Dr. Anton Luger Hakkında
Dr. Anton Luger bir endokrinologdur. Halen Wiener Privatklinik'te uzman doktor olarak görev yapmakta ve Viyana Tıp Üniversitesi'nde endokrinoloji ve metabolizma klinik bölümünün başkanlığını yürütmektedir. O da dahil 2021'de dünyanın en iyi bilim insanlarının ilk 4%'si Stanford Üniversitesi.
CV ve mesleki gelişim:
- 1971 - 1978: Avusturya'da Viyana Üniversitesi Tıp Fakültesi'nde lisansüstü çalışmalar yaptı ve 1978'de doktorasını aldı;
- Tıp kariyerine Viyana'daki Linz Hastanesi'nin 3. Dahiliye Bölümü'nde başlamış, ardından Farmakoloji Enstitüsü'nde ve Viyana Üniversitesi Tıp II ve Kardiyoloji Bölümleri'nde staj yapmıştır;
- 1985 - 1986. Dr. Luger, gelişimsel endokrinoloji eğitimi için Max Kade Bursu almıştır, Ulusal Çocuk Sağlığı ve İnsan Gelişimi Enstitüsü, Ulusal Sağlık Enstitüleri, Bethesda, Maryland, ABD;
- Daha sonra Viyana Üniversitesi Tıp Fakültesi Endokrinoloji ve Metabolizma Bölümüne kıdemli hekim olarak geri dönmüştür;
- 1995: Başkan yardımcısı ve 2005 yılında bu bölümün başkanı oldu.

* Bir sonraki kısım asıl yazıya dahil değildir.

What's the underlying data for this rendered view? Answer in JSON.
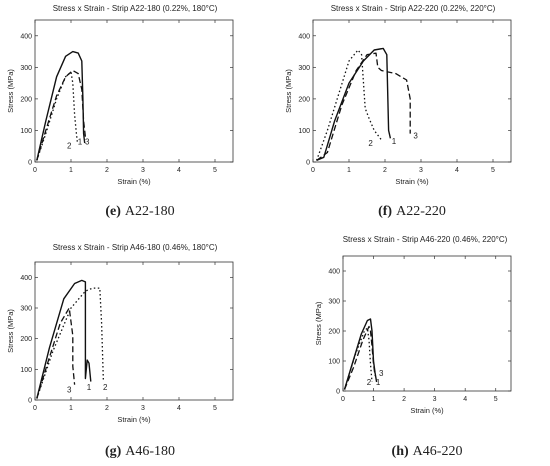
{
  "chart_data": [
    {
      "type": "line",
      "title": "Stress x Strain - Strip A22-180 (0.22%, 180°C)",
      "caption_letter": "(e)",
      "caption_text": "A22-180",
      "xlabel": "Strain (%)",
      "ylabel": "Stress (MPa)",
      "xlim": [
        0,
        5.5
      ],
      "ylim": [
        0,
        450
      ],
      "xticks": [
        0,
        1,
        2,
        3,
        4,
        5
      ],
      "yticks": [
        0,
        100,
        200,
        300,
        400
      ],
      "grid": false,
      "series": [
        {
          "label": "1",
          "style": "solid",
          "label_pos": [
            1.25,
            55
          ],
          "x": [
            0.05,
            0.3,
            0.6,
            0.85,
            1.05,
            1.2,
            1.3,
            1.33,
            1.35,
            1.38
          ],
          "y": [
            5,
            130,
            270,
            335,
            350,
            345,
            320,
            200,
            90,
            60
          ]
        },
        {
          "label": "2",
          "style": "dot",
          "label_pos": [
            0.95,
            42
          ],
          "x": [
            0.05,
            0.3,
            0.6,
            0.85,
            1.0,
            1.05,
            1.1,
            1.15,
            1.18
          ],
          "y": [
            5,
            90,
            200,
            270,
            285,
            250,
            150,
            90,
            60
          ]
        },
        {
          "label": "3",
          "style": "dash",
          "label_pos": [
            1.45,
            55
          ],
          "x": [
            0.05,
            0.3,
            0.6,
            0.85,
            1.05,
            1.2,
            1.3,
            1.35,
            1.4
          ],
          "y": [
            5,
            100,
            210,
            270,
            290,
            280,
            230,
            130,
            80
          ]
        }
      ]
    },
    {
      "type": "line",
      "title": "Stress x Strain - Strip A22-220 (0.22%, 220°C)",
      "caption_letter": "(f)",
      "caption_text": "A22-220",
      "xlabel": "Strain (%)",
      "ylabel": "Stress (MPa)",
      "xlim": [
        0,
        5.5
      ],
      "ylim": [
        0,
        450
      ],
      "xticks": [
        0,
        1,
        2,
        3,
        4,
        5
      ],
      "yticks": [
        0,
        100,
        200,
        300,
        400
      ],
      "grid": false,
      "series": [
        {
          "label": "1",
          "style": "solid",
          "label_pos": [
            2.25,
            57
          ],
          "x": [
            0.1,
            0.3,
            0.6,
            1.0,
            1.4,
            1.7,
            1.95,
            2.05,
            2.1,
            2.15
          ],
          "y": [
            5,
            15,
            130,
            250,
            320,
            355,
            360,
            340,
            100,
            75
          ]
        },
        {
          "label": "2",
          "style": "dot",
          "label_pos": [
            1.6,
            50
          ],
          "x": [
            0.1,
            0.4,
            0.7,
            1.0,
            1.25,
            1.35,
            1.45,
            1.55,
            1.7,
            1.9
          ],
          "y": [
            5,
            100,
            210,
            320,
            355,
            340,
            170,
            140,
            100,
            70
          ]
        },
        {
          "label": "3",
          "style": "dash",
          "label_pos": [
            2.85,
            75
          ],
          "x": [
            0.1,
            0.4,
            0.8,
            1.2,
            1.5,
            1.75,
            1.8,
            1.9,
            2.3,
            2.6,
            2.7,
            2.7
          ],
          "y": [
            5,
            30,
            180,
            290,
            340,
            345,
            300,
            290,
            280,
            260,
            200,
            90
          ]
        }
      ]
    },
    {
      "type": "line",
      "title": "Stress x Strain - Strip A46-180 (0.46%, 180°C)",
      "caption_letter": "(g)",
      "caption_text": "A46-180",
      "xlabel": "Strain (%)",
      "ylabel": "Stress (MPa)",
      "xlim": [
        0,
        5.5
      ],
      "ylim": [
        0,
        450
      ],
      "xticks": [
        0,
        1,
        2,
        3,
        4,
        5
      ],
      "yticks": [
        0,
        100,
        200,
        300,
        400
      ],
      "grid": false,
      "series": [
        {
          "label": "1",
          "style": "solid",
          "label_pos": [
            1.5,
            33
          ],
          "x": [
            0.05,
            0.4,
            0.8,
            1.1,
            1.3,
            1.4,
            1.4,
            1.45,
            1.5,
            1.55
          ],
          "y": [
            5,
            170,
            330,
            380,
            390,
            385,
            70,
            130,
            120,
            60
          ]
        },
        {
          "label": "2",
          "style": "dot",
          "label_pos": [
            1.95,
            33
          ],
          "x": [
            0.05,
            0.5,
            1.0,
            1.4,
            1.6,
            1.8,
            1.85,
            1.9
          ],
          "y": [
            5,
            160,
            300,
            355,
            365,
            365,
            250,
            60
          ]
        },
        {
          "label": "3",
          "style": "dash",
          "label_pos": [
            0.95,
            25
          ],
          "x": [
            0.05,
            0.35,
            0.7,
            0.95,
            1.05,
            1.05,
            1.1
          ],
          "y": [
            5,
            120,
            250,
            300,
            210,
            110,
            50
          ]
        }
      ]
    },
    {
      "type": "line",
      "title": "Stress x Strain - Strip A46-220 (0.46%, 220°C)",
      "caption_letter": "(h)",
      "caption_text": "A46-220",
      "xlabel": "Strain (%)",
      "ylabel": "Stress (MPa)",
      "xlim": [
        0,
        5.5
      ],
      "ylim": [
        0,
        450
      ],
      "xticks": [
        0,
        1,
        2,
        3,
        4,
        5
      ],
      "yticks": [
        0,
        100,
        200,
        300,
        400
      ],
      "grid": false,
      "series": [
        {
          "label": "1",
          "style": "solid",
          "label_pos": [
            1.15,
            20
          ],
          "x": [
            0.05,
            0.3,
            0.6,
            0.8,
            0.9,
            0.95,
            1.0,
            1.05,
            1.1
          ],
          "y": [
            5,
            90,
            190,
            235,
            240,
            200,
            100,
            60,
            30
          ]
        },
        {
          "label": "2",
          "style": "dot",
          "label_pos": [
            0.85,
            20
          ],
          "x": [
            0.05,
            0.4,
            0.7,
            0.8,
            0.85,
            0.9,
            0.95
          ],
          "y": [
            5,
            120,
            200,
            210,
            170,
            90,
            30
          ]
        },
        {
          "label": "3",
          "style": "dash",
          "label_pos": [
            1.25,
            50
          ],
          "x": [
            0.05,
            0.35,
            0.65,
            0.85,
            0.9,
            0.95,
            1.0,
            1.05
          ],
          "y": [
            5,
            80,
            170,
            215,
            200,
            150,
            90,
            50
          ]
        }
      ]
    }
  ]
}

Uluslararası ve ulusal bilimsel ve profesyonel alanda mevcut ve geçmiş pozisyonlar:
- Avrupa Tıp Uzmanları Birliği (UEMS) Endokrinoloji Bölümü Başkanı;
- Avrupa Endokrinoloji Derneği Klinik Komitesi Üyesi;
- Avrupa Endokrinoloji Derneği Aday Gösterme Komitesi Üyesi;
- Avrupa Nöroendokrin Derneği Yönetim Kurulu eski üyesi;
- Endokrin Derneği (ABD) Özel Programlar Komitesi eski üyesi;
- Endokrin Derneği (ABD) Diyabet Danışma Grubu eski üyesi;
- Avusturya Endokrinoloji Derneği yönetim kurulu üyesi;
- Avusturya Diyabet Derneği Yönetim Kurulu Üyesi.
Yayınlar:
Klinik, temel ve translasyonel araştırma alanlarında 300'den fazla bilimsel makalesi yıllar içinde hakemli dergilerde yayımlanmıştır. Hormones (yardımcı editör) ve Endocrine gibi dergilerin yayın kurulunda görev yapmanın yanı sıra, hakemli dergilerde ve çeşitli kitaplarda 230'dan fazla makale yazmış veya ortak yazarlık yapmıştır.